Over the next few months, [Mrs Archibald] applied for over 100 posts within the council. These were all on the APT&C scale rather than on the Manual Worker Grade 1 scale. The basic wage was very slightly higher than for the manual grade. According to the council's redeployment policy, people seeking redeployment at a higher grade had to undertake competitive interviews. Mrs Archibald failed to obtain any of these posts. She told the Employment Tribunal that she did not think that this was anything to do with her disability but rather that 'they' did not look past the fact that she was a road sweeper - someone coming from an industrial background having to compete with others from a staff background.

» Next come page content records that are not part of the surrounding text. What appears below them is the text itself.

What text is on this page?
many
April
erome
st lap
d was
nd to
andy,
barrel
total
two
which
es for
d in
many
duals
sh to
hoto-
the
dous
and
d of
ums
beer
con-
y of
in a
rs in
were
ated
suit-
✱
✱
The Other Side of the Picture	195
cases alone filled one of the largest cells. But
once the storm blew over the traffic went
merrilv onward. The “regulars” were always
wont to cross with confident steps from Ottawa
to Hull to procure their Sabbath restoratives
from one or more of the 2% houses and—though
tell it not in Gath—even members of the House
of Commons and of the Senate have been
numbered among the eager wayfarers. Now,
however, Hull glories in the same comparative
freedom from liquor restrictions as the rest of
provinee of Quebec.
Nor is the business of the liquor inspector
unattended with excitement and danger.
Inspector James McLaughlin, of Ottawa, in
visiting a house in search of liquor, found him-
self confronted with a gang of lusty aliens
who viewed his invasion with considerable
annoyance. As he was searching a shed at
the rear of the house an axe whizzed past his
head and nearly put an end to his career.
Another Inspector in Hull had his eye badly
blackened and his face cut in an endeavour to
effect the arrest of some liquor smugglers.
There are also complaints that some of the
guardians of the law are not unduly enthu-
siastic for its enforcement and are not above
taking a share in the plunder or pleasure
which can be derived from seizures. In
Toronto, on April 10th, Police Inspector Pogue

Eventually, as she was still unable to return to work as a road sweeper and the redeployment procedure had been exhausted, she was dismissed on grounds of incapacity from 12 March 2001.

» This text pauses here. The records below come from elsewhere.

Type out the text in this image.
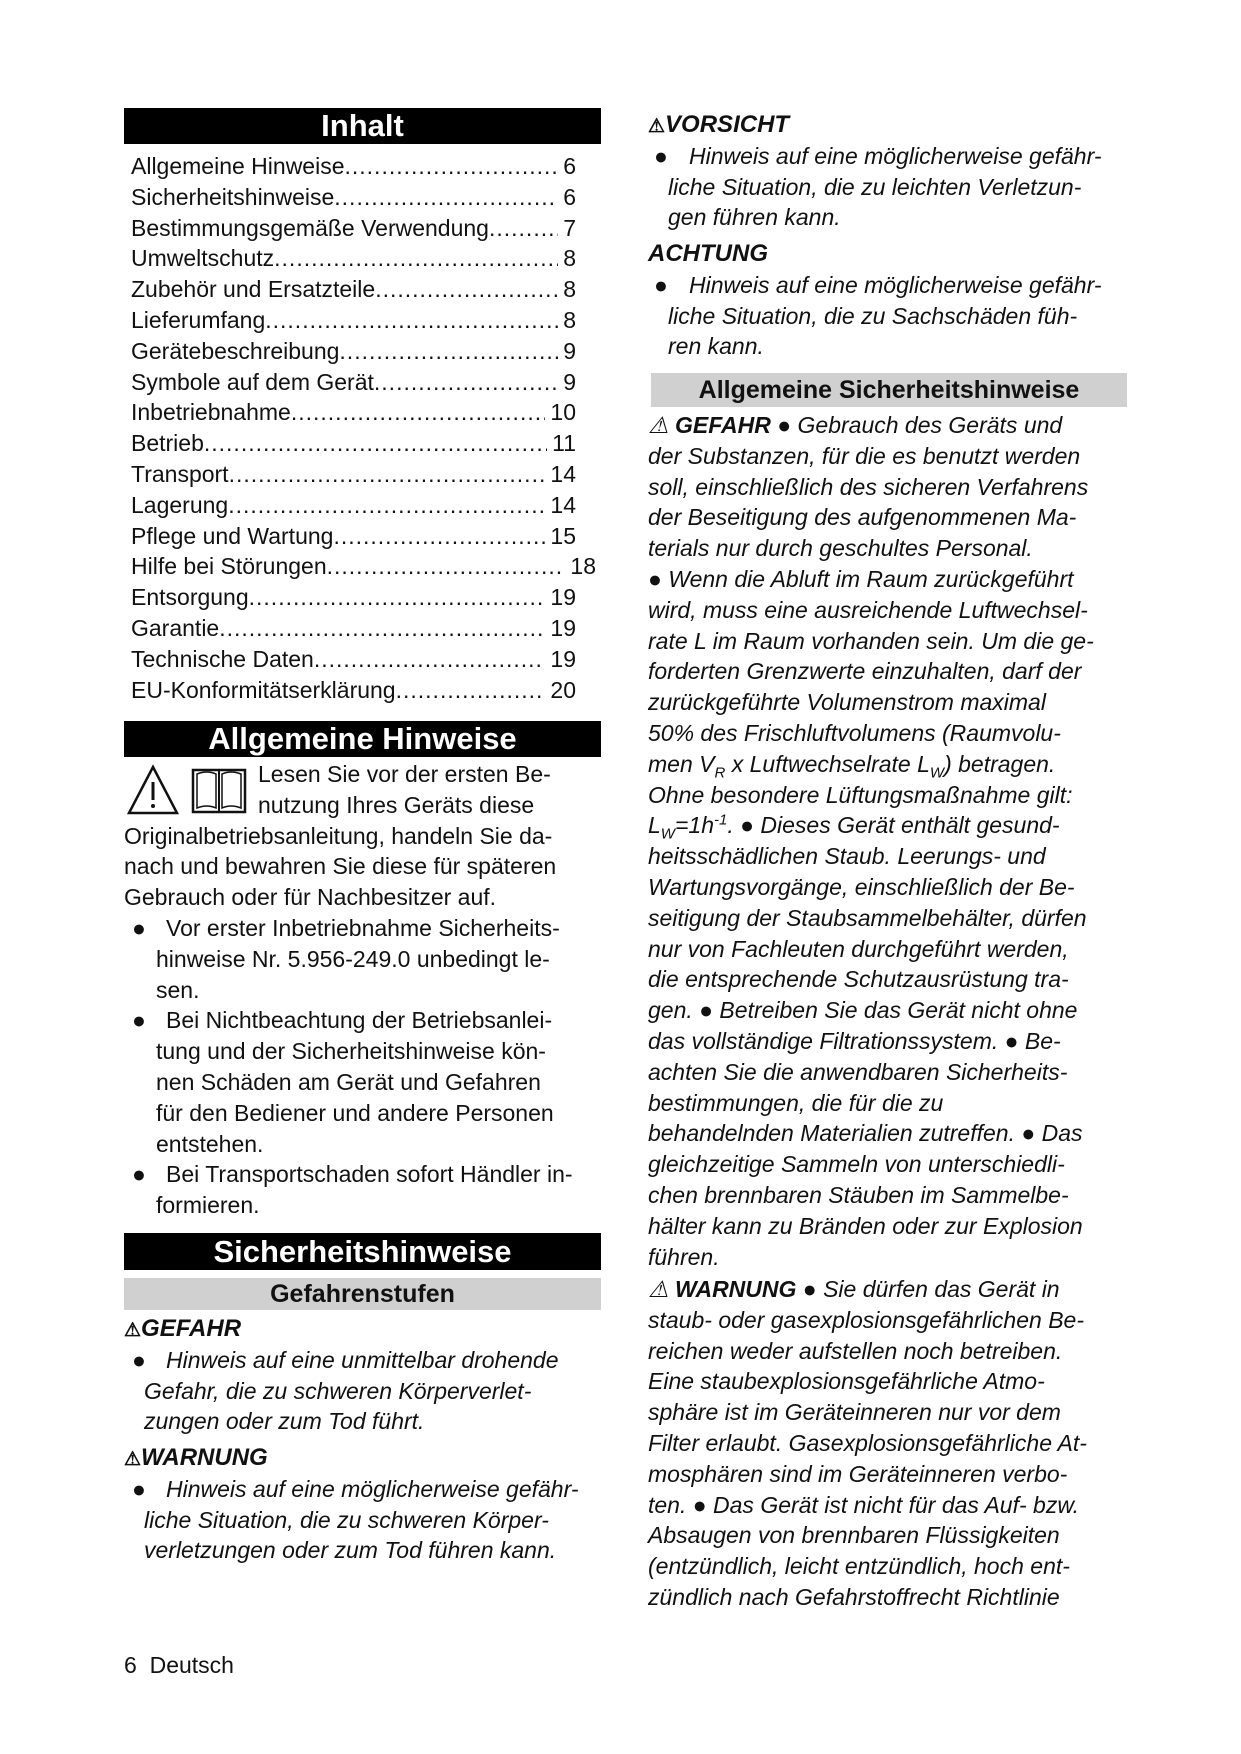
Inhalt
Allgemeine Hinweise .....	6
Sicherheitshinweise .....	6
Bestimmungsgemäße Verwendung .....	7
Umweltschutz .....	8
Zubehör und Ersatzteile .....	8
Lieferumfang .....	8
Gerätebeschreibung .....	9
Symbole auf dem Gerät .....	9
Inbetriebnahme .....	10
Betrieb .....	11
Transport .....	14
Lagerung .....	14
Pflege und Wartung .....	15
Hilfe bei Störungen .....	18
Entsorgung .....	19
Garantie .....	19
Technische Daten .....	19
EU-Konformitätserklärung .....	20
Allgemeine Hinweise
Lesen Sie vor der ersten Be-
nutzung Ihres Geräts diese
Originalbetriebsanleitung, handeln Sie da-
nach und bewahren Sie diese für späteren
Gebrauch oder für Nachbesitzer auf.
Vor erster Inbetriebnahme Sicherheits-
●
hinweise Nr. 5.956-249.0 unbedingt le-
sen.
Bei Nichtbeachtung der Betriebsanlei-
●
tung und der Sicherheitshinweise kön-
nen Schäden am Gerät und Gefahren
für den Bediener und andere Personen
entstehen.
Bei Transportschaden sofort Händler in-
●
formieren.
Sicherheitshinweise
Gefahrenstufen
⚠GEFAHR
Hinweis auf eine unmittelbar drohende
●
Gefahr, die zu schweren Körperverlet-
zungen oder zum Tod führt.
⚠WARNUNG
Hinweis auf eine möglicherweise gefähr-
●
liche Situation, die zu schweren Körper-
verletzungen oder zum Tod führen kann.
⚠VORSICHT
Hinweis auf eine möglicherweise gefähr-
●
liche Situation, die zu leichten Verletzun-
gen führen kann.
ACHTUNG
Hinweis auf eine möglicherweise gefähr-
●
liche Situation, die zu Sachschäden füh-
ren kann.
Allgemeine Sicherheitshinweise
⚠ GEFAHR ● Gebrauch des Geräts und
der Substanzen, für die es benutzt werden
soll, einschließlich des sicheren Verfahrens
der Beseitigung des aufgenommenen Ma-
terials nur durch geschultes Personal.
● Wenn die Abluft im Raum zurückgeführt
wird, muss eine ausreichende Luftwechsel-
rate L im Raum vorhanden sein. Um die ge-
forderten Grenzwerte einzuhalten, darf der
zurückgeführte Volumenstrom maximal
50% des Frischluftvolumens (Raumvolu-
men $V_R$ x Luftwechselrate $L_W$) betragen.
Ohne besondere Lüftungsmaßnahme gilt:
$L_W=1h^{-1}$. ● Dieses Gerät enthält gesund-
heitsschädlichen Staub. Leerungs- und
Wartungsvorgänge, einschließlich der Be-
seitigung der Staubsammelbehälter, dürfen
nur von Fachleuten durchgeführt werden,
die entsprechende Schutzausrüstung tra-
gen. ● Betreiben Sie das Gerät nicht ohne
das vollständige Filtrationssystem. ● Be-
achten Sie die anwendbaren Sicherheits-
bestimmungen, die für die zu
behandelnden Materialien zutreffen. ● Das
gleichzeitige Sammeln von unterschiedli-
chen brennbaren Stäuben im Sammelbe-
hälter kann zu Bränden oder zur Explosion
führen.
⚠ WARNUNG ● Sie dürfen das Gerät in
staub- oder gasexplosionsgefährlichen Be-
reichen weder aufstellen noch betreiben.
Eine staubexplosionsgefährliche Atmo-
sphäre ist im Geräteinneren nur vor dem
Filter erlaubt. Gasexplosionsgefährliche At-
mosphären sind im Geräteinneren verbo-
ten. ● Das Gerät ist nicht für das Auf- bzw.
Absaugen von brennbaren Flüssigkeiten
(entzündlich, leicht entzündlich, hoch ent-
zündlich nach Gefahrstoffrecht Richtlinie
6 Deutsch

Mrs Archibald argued at the employment tribunal that her dismissal was unlawful under s 4(2) DDA 1995 for discrimination in failing in their duty to make reasonable adjustments (s 6) and causing her substantial disadvantage, particularly the requirement for competitive interviews.

The employment tribunal held that the council's treatment was justified under s 5(1)(b) DDA 1995. The request that competitive interviews be removed would have been too favourable, contrary to s 6(7). Both the Employment Appeal Tribunal and the Inner House of the Court of Session dismissed her appeals.

==Judgment==
The House of Lords allowed Mrs Archibald's appeal. It held that under s 5 DDA 1995, no finding may be made that less favourable treatment is justified unless the duty to make reasonable adjustments is taken into account. The employer must have made reasonable adjustments, and only then can it be asked whether less favourable treatment (in this case, not hiring Mrs Archibald in the office) is justified. Accordingly, under s 6(3)(c), the duty to make reasonable adjustments included transferring an employee to "fill an existing vacancy" and this can include the possibility that a disabled person be placed at the same or higher grade without any competitive interview if that is reasonable under the circumstances. Such favourable treatment was not at all precluded by s 6(7), which should be read subject to the previous provisions of the section. Furthermore, the duty under the DDA 1995 to make reasonable adjustments overrode the Local Government and Housing Act 1989 s 7 requiring that staff be appointed by merit.

In conclusion, the tribunal had never considered whether the council had fulfilled its s 6 duty, and that the case should be remitted to determine that question.